All three runners are coming this year, and their reservations are locked in — Cross at the Hilton in the Back Bay, Walker at the Marriott in Copley Square, and Wheeler at the Fairmont Copley Plaza. About three-quarters of the runners come from outside New England, according to the Boston Athletic Association, which organizes the Marathon.

The Lenox Hotel, near the finish line on Boylston Street, always sells out almost a year in advance, largely with regulars who return year after year, said managing director Daniel Donahue. Despite the bloody scene that unfolded just steps from the hotel last April, this year is no exception.

“I haven’t heard yet, ‘Oh, I’m not coming,’ ” Donahue said.

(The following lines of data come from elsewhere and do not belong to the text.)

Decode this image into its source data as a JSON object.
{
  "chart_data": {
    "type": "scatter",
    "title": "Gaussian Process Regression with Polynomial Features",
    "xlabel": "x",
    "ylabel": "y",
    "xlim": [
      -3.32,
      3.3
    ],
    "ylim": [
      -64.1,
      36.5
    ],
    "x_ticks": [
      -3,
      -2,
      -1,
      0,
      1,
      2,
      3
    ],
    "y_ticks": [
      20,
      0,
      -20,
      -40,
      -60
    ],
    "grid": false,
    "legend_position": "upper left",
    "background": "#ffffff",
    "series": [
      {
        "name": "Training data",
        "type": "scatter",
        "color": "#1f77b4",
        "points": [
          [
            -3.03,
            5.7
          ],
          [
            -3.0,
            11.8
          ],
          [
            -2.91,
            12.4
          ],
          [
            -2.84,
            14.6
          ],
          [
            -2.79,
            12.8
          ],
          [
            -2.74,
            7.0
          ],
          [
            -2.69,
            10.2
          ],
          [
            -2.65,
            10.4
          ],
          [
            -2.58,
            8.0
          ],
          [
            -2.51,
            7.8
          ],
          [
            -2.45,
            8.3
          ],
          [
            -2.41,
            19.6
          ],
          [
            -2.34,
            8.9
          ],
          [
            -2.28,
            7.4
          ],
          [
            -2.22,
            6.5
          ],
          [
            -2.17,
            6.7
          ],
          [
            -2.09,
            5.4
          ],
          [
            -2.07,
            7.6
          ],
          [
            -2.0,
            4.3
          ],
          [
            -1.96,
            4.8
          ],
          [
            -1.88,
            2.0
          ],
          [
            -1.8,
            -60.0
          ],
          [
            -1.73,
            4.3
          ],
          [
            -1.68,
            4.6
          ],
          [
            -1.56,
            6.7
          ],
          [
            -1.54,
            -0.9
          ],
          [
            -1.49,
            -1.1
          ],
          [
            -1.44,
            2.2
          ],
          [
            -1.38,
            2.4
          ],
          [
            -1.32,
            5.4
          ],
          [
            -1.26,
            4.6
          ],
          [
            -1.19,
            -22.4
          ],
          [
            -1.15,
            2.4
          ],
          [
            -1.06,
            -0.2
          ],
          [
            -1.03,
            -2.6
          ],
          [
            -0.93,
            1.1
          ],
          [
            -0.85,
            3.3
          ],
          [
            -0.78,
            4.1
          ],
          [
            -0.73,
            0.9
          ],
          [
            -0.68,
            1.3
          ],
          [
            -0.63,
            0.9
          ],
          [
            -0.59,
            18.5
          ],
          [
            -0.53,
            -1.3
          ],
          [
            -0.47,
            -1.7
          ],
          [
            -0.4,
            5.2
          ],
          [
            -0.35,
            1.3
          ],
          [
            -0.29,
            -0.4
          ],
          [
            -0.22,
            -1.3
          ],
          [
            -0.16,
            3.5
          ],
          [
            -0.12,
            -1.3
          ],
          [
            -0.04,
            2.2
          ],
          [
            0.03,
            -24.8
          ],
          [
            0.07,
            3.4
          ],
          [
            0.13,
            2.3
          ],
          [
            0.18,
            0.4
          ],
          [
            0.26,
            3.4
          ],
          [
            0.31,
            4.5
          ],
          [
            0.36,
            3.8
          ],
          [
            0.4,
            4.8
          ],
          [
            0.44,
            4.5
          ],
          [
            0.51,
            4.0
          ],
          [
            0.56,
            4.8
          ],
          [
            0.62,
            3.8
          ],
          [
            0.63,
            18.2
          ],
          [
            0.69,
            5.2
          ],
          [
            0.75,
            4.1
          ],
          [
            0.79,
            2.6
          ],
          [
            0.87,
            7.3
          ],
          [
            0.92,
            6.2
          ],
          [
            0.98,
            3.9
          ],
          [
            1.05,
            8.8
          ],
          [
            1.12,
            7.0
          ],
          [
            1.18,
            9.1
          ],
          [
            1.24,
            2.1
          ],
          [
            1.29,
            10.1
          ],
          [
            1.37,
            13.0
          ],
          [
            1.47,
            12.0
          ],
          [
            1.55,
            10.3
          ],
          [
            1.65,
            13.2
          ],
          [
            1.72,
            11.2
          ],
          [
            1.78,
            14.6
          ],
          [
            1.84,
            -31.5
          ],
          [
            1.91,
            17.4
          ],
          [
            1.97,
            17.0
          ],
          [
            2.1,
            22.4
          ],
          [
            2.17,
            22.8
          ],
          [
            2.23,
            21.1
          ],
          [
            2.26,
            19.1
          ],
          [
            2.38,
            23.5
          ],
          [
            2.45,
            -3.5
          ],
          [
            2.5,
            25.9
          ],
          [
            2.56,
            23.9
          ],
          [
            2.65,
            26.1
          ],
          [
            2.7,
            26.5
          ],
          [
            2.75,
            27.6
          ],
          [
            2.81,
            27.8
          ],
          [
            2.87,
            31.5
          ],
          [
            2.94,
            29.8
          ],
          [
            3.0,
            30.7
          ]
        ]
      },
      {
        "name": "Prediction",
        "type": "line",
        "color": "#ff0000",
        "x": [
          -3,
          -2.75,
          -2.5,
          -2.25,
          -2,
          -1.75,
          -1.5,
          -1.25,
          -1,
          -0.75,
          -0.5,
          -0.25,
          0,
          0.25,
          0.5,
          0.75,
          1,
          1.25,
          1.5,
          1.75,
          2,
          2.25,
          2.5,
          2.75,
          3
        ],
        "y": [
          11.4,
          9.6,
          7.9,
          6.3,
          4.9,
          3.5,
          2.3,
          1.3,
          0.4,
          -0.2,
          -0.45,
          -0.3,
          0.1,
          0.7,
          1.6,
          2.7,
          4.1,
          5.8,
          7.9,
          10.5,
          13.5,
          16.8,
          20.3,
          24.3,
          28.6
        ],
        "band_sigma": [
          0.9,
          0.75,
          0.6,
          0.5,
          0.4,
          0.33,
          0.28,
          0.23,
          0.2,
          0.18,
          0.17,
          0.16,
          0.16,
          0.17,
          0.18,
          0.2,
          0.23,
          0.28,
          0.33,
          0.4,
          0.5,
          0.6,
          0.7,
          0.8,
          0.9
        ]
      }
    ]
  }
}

Some runners said they were drawn to this year’s race to show their support for the city and become a part of the healing process. Cedric King, an Army veteran who lost both of his legs after stepping on an explosive device in Afghanistan, was just learning how to run on prosthetics when the bombs exploded in Boston, leaving 16 people without legs.

King is running his first Marathon here for the Scott Rigsby Foundation, a Marietta, Ga., nonprofit dedicated to people who have lost limbs. The group, which is also bringing two other military amputees to run their first marathons, has raised nearly $300,000 for victims of the bombings.

The best chapter of any book is the one after the tragedy takes place, King said. The bombing, he wants to show the victims and the city, “doesn’t have to be the end of the story.”

Kenneth Williams, a 72-year-old from Mississippi who has run 58 marathons, is also heading to Boston. Williams, slowed by a knee injury last year, was stopped on Commonwealth Avenue when the bombs went off in Copley Square, and other runners piled up behind him. They were held there for an hour, teeth chattering, said Williams, choking up as he recalled the residents who came out of their houses with coats and water for the stranded runners.

Williams, who will be in town with a group of about 50 runners and their families, is staying at the Back Bay Sheraton, where he has stayed for the past 10 years. After last year’s events, he started a blog, bostonlog.com , to give Boston Marathon participants a place to record their stories.

“It’s Mecca,” he said of the race. “It’s the Master’s. It’s the Indianapolis 500. It’s the Super Bowl, and you’re getting to play in it.”